Nam Terces was proud of his Ethiopian heritage. He and his Swedish
wife, Efil had made a good home for themselves in Northern
Illinois. Since emigrating from Addis Ababa, where his dad was
mayor, Nam had taken work beneath his education as a custodian in
the Hononegah School District just outside of Rockford. His
co-workers had given him the nickname, "Nega" because of the way
Nam pronounced "Hononegah."
Nevertheless, Nam was well liked by the school staff and he
found that the monotony of the work gave him opportunities to
daydream while he worked.
Nam liked to fantasize that he was a famous surgeon, or a
musical artist, or an important expert witness at a murder trial.
And all throughout his imaginings, Nam incorporated the ambient
sounds into his ruminations. The drone of the the ventilation
system became noise from an impossibly complex medical imaging
device that Dr. Terces needed to consult during an especially
taxing surgical procedure on the Secretary-General of the United
Nations. The hum and din of the floor polisher became the "Qualtex
Ray Gun" aboard the super-secret C-3 bomber to which Sharpshooter
Class-X, Maj. Terces had been assigned.
But Nam's favorite inventions happened late at night after
everyone else had left. In the empty building, the only sounds that
Nam heard were the tickings of the clocks. Those timepieces
inspired Nam's espionage fabrications. In those fictions, he was
Agent Agen (that's his nickname spelled backwards), member of an
elite squad know as "The Custodians."
Such was Nam's life for a good twelve years. He and Efil had a
pleasant life together. One day, all that changed.

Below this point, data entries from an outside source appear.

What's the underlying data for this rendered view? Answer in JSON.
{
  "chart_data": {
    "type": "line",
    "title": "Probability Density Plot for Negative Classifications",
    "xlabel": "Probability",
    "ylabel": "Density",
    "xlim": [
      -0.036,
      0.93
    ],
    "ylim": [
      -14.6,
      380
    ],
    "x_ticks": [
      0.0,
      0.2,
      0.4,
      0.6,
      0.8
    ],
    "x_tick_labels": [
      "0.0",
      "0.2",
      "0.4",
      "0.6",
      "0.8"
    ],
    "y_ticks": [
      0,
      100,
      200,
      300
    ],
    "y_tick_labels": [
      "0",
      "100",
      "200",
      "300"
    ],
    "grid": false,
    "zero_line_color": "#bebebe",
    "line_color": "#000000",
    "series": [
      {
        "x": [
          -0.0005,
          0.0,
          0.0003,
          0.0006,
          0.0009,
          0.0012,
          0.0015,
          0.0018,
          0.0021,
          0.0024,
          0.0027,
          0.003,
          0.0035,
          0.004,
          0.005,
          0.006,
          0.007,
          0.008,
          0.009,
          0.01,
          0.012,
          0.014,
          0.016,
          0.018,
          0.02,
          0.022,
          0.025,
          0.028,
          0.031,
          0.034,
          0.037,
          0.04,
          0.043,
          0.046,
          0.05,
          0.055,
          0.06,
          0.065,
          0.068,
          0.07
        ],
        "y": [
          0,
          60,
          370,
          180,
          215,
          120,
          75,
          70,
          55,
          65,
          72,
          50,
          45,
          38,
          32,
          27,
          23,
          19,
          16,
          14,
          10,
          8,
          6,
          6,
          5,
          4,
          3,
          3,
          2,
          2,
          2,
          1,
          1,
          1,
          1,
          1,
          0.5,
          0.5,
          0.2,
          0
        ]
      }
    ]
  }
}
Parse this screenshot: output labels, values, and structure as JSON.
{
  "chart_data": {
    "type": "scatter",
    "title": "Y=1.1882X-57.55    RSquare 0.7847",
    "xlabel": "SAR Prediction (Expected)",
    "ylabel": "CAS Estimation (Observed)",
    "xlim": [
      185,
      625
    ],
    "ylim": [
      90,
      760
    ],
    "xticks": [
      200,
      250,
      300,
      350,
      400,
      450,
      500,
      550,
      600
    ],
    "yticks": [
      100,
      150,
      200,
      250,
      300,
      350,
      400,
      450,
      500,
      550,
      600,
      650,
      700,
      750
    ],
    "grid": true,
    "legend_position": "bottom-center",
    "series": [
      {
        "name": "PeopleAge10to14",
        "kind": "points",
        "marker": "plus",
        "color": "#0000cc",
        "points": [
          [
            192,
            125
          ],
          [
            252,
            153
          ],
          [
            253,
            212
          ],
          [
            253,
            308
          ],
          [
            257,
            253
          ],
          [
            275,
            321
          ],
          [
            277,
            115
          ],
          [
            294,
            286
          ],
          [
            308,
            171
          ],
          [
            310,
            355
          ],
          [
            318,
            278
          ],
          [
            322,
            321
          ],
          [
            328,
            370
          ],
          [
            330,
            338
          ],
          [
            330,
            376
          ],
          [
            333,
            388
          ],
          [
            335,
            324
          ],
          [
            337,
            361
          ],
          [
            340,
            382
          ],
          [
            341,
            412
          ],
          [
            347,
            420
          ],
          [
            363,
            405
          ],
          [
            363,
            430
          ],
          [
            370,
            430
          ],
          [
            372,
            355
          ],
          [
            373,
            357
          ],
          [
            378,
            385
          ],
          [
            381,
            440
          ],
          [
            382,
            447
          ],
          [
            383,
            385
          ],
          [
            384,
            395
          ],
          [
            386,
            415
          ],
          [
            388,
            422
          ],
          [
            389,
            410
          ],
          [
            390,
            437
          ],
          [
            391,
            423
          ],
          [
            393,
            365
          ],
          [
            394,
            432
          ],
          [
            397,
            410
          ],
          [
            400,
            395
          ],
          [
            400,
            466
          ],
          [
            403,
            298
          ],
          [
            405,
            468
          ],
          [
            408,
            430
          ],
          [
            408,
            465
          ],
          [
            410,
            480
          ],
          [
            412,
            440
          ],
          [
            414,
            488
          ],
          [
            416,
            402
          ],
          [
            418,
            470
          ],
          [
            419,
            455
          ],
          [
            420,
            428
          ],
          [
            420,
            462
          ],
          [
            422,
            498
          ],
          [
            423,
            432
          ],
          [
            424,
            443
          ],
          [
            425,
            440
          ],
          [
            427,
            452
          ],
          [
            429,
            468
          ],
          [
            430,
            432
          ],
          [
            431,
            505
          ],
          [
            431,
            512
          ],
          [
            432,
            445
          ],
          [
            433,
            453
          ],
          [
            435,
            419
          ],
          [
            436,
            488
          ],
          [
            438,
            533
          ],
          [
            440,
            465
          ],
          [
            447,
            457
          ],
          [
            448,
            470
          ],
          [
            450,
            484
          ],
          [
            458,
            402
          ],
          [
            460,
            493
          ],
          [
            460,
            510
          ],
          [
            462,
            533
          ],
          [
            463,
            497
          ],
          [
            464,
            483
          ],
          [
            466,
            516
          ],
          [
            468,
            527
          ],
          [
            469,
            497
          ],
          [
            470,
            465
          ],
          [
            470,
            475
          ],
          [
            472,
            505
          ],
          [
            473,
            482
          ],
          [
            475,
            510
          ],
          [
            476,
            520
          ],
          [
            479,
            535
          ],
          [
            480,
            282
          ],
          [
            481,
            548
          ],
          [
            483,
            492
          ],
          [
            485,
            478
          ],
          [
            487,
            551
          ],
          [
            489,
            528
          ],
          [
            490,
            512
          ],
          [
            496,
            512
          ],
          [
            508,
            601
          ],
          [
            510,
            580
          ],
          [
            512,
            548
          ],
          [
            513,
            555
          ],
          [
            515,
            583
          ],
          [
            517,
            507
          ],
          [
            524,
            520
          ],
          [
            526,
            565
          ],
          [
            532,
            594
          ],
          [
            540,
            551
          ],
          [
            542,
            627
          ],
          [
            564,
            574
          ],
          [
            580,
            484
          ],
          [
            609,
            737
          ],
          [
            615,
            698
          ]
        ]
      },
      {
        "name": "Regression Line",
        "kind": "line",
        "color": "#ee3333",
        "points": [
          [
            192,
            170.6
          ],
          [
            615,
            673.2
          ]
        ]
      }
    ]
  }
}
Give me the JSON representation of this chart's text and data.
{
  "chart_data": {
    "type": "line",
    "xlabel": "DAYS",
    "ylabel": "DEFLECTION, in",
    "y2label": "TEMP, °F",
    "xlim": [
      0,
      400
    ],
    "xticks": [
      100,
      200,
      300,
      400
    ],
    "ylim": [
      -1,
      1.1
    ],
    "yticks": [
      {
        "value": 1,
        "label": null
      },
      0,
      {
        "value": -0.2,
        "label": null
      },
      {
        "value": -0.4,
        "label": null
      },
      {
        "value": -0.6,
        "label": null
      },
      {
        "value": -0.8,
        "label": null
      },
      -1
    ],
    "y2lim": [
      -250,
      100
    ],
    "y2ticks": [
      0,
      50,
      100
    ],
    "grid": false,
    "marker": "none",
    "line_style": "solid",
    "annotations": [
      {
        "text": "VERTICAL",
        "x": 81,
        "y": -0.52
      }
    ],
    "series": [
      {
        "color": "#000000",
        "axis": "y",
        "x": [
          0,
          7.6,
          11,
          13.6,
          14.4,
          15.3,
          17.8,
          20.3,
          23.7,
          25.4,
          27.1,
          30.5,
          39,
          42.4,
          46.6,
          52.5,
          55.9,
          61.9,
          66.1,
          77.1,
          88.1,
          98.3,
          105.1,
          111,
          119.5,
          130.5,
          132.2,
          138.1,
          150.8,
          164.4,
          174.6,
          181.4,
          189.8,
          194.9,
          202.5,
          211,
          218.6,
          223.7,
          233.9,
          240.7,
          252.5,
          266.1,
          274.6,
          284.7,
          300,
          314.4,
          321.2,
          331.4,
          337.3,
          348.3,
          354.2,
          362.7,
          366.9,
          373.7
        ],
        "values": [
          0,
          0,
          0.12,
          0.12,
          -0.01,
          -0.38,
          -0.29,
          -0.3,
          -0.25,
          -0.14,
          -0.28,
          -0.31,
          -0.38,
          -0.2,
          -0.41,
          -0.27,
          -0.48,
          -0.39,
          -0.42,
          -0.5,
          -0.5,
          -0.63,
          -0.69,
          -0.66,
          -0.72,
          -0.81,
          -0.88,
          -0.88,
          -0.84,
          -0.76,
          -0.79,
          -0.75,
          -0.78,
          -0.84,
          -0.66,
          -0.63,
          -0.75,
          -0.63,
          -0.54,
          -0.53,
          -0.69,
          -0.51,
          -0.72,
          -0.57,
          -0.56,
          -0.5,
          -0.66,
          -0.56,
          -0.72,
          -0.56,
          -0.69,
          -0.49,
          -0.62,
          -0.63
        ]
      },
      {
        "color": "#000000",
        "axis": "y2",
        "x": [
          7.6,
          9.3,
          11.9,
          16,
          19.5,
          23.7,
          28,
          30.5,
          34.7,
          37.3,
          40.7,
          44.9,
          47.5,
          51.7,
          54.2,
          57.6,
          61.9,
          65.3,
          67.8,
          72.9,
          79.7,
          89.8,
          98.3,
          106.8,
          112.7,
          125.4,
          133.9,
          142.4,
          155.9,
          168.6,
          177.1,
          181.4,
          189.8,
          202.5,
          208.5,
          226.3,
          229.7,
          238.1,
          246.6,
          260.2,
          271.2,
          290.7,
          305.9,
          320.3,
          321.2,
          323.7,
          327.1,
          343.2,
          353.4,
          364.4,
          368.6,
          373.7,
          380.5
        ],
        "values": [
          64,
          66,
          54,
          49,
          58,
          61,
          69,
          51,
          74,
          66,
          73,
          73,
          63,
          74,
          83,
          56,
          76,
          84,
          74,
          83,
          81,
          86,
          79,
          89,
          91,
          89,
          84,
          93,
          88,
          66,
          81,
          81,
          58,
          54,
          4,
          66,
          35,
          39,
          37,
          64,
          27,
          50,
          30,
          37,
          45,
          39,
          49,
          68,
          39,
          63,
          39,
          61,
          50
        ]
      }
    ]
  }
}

Nam returned home one day and found police at his home. The
officer in charge solemnly told Nam that his home had been
burglarized. Nam tried to call Efil but she didn't answer her cell
phone. Inside the house, Nam listened to his answering machine and
heard his wife tell him goodbye. That was the last he ever heard
from her.
Months later, after he had resigned himself to the fact that she
was not coming back, he began going through the personal items she
had left behind. He found a note to her, hastily scribbled on the
letterhead of their lawyer, Y. T. "Tim" Retlaw. It was reasoned
that the note was done in a rush because Retlaw's normally
fastidious secretary, Ethyl H. Tertiary, had made the mistake of
forgetting the "r" in "for." Before the note was turned over to the
Rockton Police Department as evidence, Nam began a careful analysis
of it.
Finally, he really did need to use his espionage skills!